Hospital operator Universal Health Services (UHS) scooped up mental-health facilities operator Psychiatric Solutions (PSYS) in a $2 billion all-cash deal on Monday that places a 3.4% premium on Psychiatric’s stock.

The deal, which also includes about $1.1 billion of Psychiatric’s debt, puts an end to a bidding war with Bain Capital.

Minnesota-based United Health said it will pay $33.75 a share for Psychiatric Solutions, which is the largest standalone operator of freestanding psychiatric inpatient facilities in the U.S. Psychiatric’s shares closed at $32.63 on Monday.

“This transformative transaction is very compelling for shareholders, patients and employees of both companies,” Alan Miller, CEO of UHS, said in a statement. “The combined company will have ample opportunities for further growth in both the acute care and behavioral health care sectors.”

United Health said it expects the deal to generate $35 million to $45 million in annual cost synergies within three years of closing. United also sees the transaction being “significantly accretive” to its earnings per share.

Shares of United Health soared to an all-time high in the wake of the deal.
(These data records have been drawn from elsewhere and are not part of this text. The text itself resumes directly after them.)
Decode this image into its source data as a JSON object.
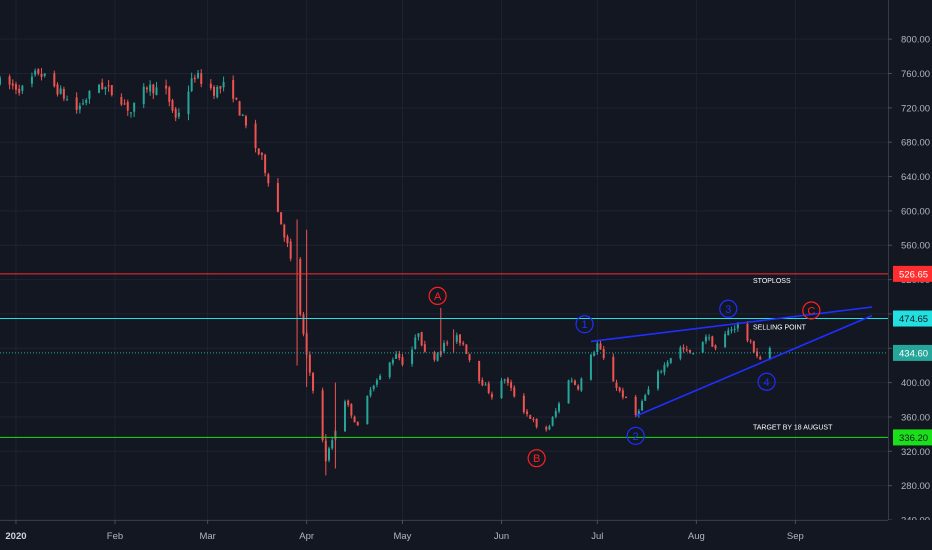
{
  "chart_data": {
    "type": "candlestick",
    "x_range": [
      "2019-12-27",
      "2020-09-30"
    ],
    "ylim": [
      240,
      820
    ],
    "y_ticks": [
      "800.00",
      "760.00",
      "720.00",
      "680.00",
      "640.00",
      "600.00",
      "560.00",
      "520.00",
      "480.00",
      "440.00",
      "400.00",
      "360.00",
      "320.00",
      "280.00",
      "240.00"
    ],
    "x_ticks": [
      {
        "label": "2020",
        "date": "2020-01-01",
        "bold": true
      },
      {
        "label": "Feb",
        "date": "2020-02-01",
        "bold": false
      },
      {
        "label": "Mar",
        "date": "2020-03-01",
        "bold": false
      },
      {
        "label": "Apr",
        "date": "2020-04-01",
        "bold": false
      },
      {
        "label": "May",
        "date": "2020-05-01",
        "bold": false
      },
      {
        "label": "Jun",
        "date": "2020-06-01",
        "bold": false
      },
      {
        "label": "Jul",
        "date": "2020-07-01",
        "bold": false
      },
      {
        "label": "Aug",
        "date": "2020-08-01",
        "bold": false
      },
      {
        "label": "Sep",
        "date": "2020-09-01",
        "bold": false
      }
    ],
    "price_path": [
      [
        "2019-12-27",
        750
      ],
      [
        "2020-01-03",
        742
      ],
      [
        "2020-01-08",
        762
      ],
      [
        "2020-01-13",
        745
      ],
      [
        "2020-01-20",
        718
      ],
      [
        "2020-01-27",
        748
      ],
      [
        "2020-02-03",
        730
      ],
      [
        "2020-02-06",
        715
      ],
      [
        "2020-02-11",
        745
      ],
      [
        "2020-02-17",
        738
      ],
      [
        "2020-02-20",
        708
      ],
      [
        "2020-02-26",
        758
      ],
      [
        "2020-03-03",
        740
      ],
      [
        "2020-03-08",
        748
      ],
      [
        "2020-03-10",
        725
      ],
      [
        "2020-03-14",
        688
      ],
      [
        "2020-03-18",
        660
      ],
      [
        "2020-03-21",
        625
      ],
      [
        "2020-03-26",
        560
      ],
      [
        "2020-03-29",
        505
      ],
      [
        "2020-04-01",
        430
      ],
      [
        "2020-04-04",
        375
      ],
      [
        "2020-04-07",
        310
      ],
      [
        "2020-04-10",
        345
      ],
      [
        "2020-04-13",
        380
      ],
      [
        "2020-04-17",
        348
      ],
      [
        "2020-04-21",
        395
      ],
      [
        "2020-04-25",
        410
      ],
      [
        "2020-04-29",
        435
      ],
      [
        "2020-05-02",
        418
      ],
      [
        "2020-05-06",
        460
      ],
      [
        "2020-05-09",
        420
      ],
      [
        "2020-05-13",
        440
      ],
      [
        "2020-05-17",
        455
      ],
      [
        "2020-05-20",
        445
      ],
      [
        "2020-05-24",
        410
      ],
      [
        "2020-05-29",
        385
      ],
      [
        "2020-06-02",
        405
      ],
      [
        "2020-06-07",
        372
      ],
      [
        "2020-06-11",
        355
      ],
      [
        "2020-06-13",
        338
      ],
      [
        "2020-06-16",
        350
      ],
      [
        "2020-06-19",
        375
      ],
      [
        "2020-06-22",
        405
      ],
      [
        "2020-06-25",
        395
      ],
      [
        "2020-06-29",
        430
      ],
      [
        "2020-07-01",
        445
      ],
      [
        "2020-07-04",
        418
      ],
      [
        "2020-07-07",
        395
      ],
      [
        "2020-07-10",
        380
      ],
      [
        "2020-07-13",
        362
      ],
      [
        "2020-07-16",
        385
      ],
      [
        "2020-07-20",
        410
      ],
      [
        "2020-07-24",
        430
      ],
      [
        "2020-07-27",
        440
      ],
      [
        "2020-07-31",
        432
      ],
      [
        "2020-08-04",
        455
      ],
      [
        "2020-08-07",
        440
      ],
      [
        "2020-08-11",
        460
      ],
      [
        "2020-08-14",
        468
      ],
      [
        "2020-08-17",
        450
      ],
      [
        "2020-08-20",
        432
      ],
      [
        "2020-08-22",
        422
      ],
      [
        "2020-08-24",
        438
      ]
    ],
    "wicks": [
      [
        "2020-03-29",
        590,
        420
      ],
      [
        "2020-04-01",
        578,
        395
      ],
      [
        "2020-04-07",
        340,
        292
      ],
      [
        "2020-04-10",
        400,
        300
      ],
      [
        "2020-05-13",
        487,
        430
      ],
      [
        "2020-05-17",
        462,
        435
      ]
    ],
    "levels": [
      {
        "name": "stoploss",
        "value": 526.65,
        "label": "526.65",
        "color": "#ff2d2d",
        "style": "solid",
        "annotation": "STOPLOSS"
      },
      {
        "name": "selling-point",
        "value": 474.65,
        "label": "474.65",
        "color": "#22e0e0",
        "style": "solid",
        "annotation": "SELLING POINT"
      },
      {
        "name": "last-price",
        "value": 434.6,
        "label": "434.60",
        "color": "#26a69a",
        "style": "dotted",
        "annotation": ""
      },
      {
        "name": "target",
        "value": 336.2,
        "label": "336.20",
        "color": "#19e019",
        "style": "solid",
        "annotation": "TARGET BY 18 AUGUST"
      }
    ],
    "trendlines": [
      {
        "from": [
          "2020-06-29",
          448
        ],
        "to": [
          "2020-09-25",
          488
        ],
        "color": "#1f2fff"
      },
      {
        "from": [
          "2020-07-13",
          361
        ],
        "to": [
          "2020-09-25",
          478
        ],
        "color": "#1f2fff"
      }
    ],
    "wave_labels": [
      {
        "text": "A",
        "date": "2020-05-12",
        "price": 501,
        "color": "#ff2020"
      },
      {
        "text": "B",
        "date": "2020-06-12",
        "price": 312,
        "color": "#ff2020"
      },
      {
        "text": "C",
        "date": "2020-09-06",
        "price": 484,
        "color": "#ff2020"
      },
      {
        "text": "1",
        "date": "2020-06-27",
        "price": 468,
        "color": "#1f2fff"
      },
      {
        "text": "2",
        "date": "2020-07-13",
        "price": 338,
        "color": "#1f2fff"
      },
      {
        "text": "3",
        "date": "2020-08-11",
        "price": 486,
        "color": "#1f2fff"
      },
      {
        "text": "4",
        "date": "2020-08-23",
        "price": 401,
        "color": "#1f2fff"
      }
    ],
    "candle_colors": {
      "up": "#26a69a",
      "down": "#ef5350"
    }
  }
}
The company’s stock was up 8.24% to $42.25 in recent trading, giving it a 28% gain on the year. On the other hand, Psychiatric’s shares slid 0.55% to $32.42 as the stock had jumped more than 50% year-to-date.

Debt financing for the acquisition is expected to be financed by JPMorgan Chase (JPM) and Deutsche Bank (DB). Goldman Sachs (GS) advised Psychiatric’s board on the deal.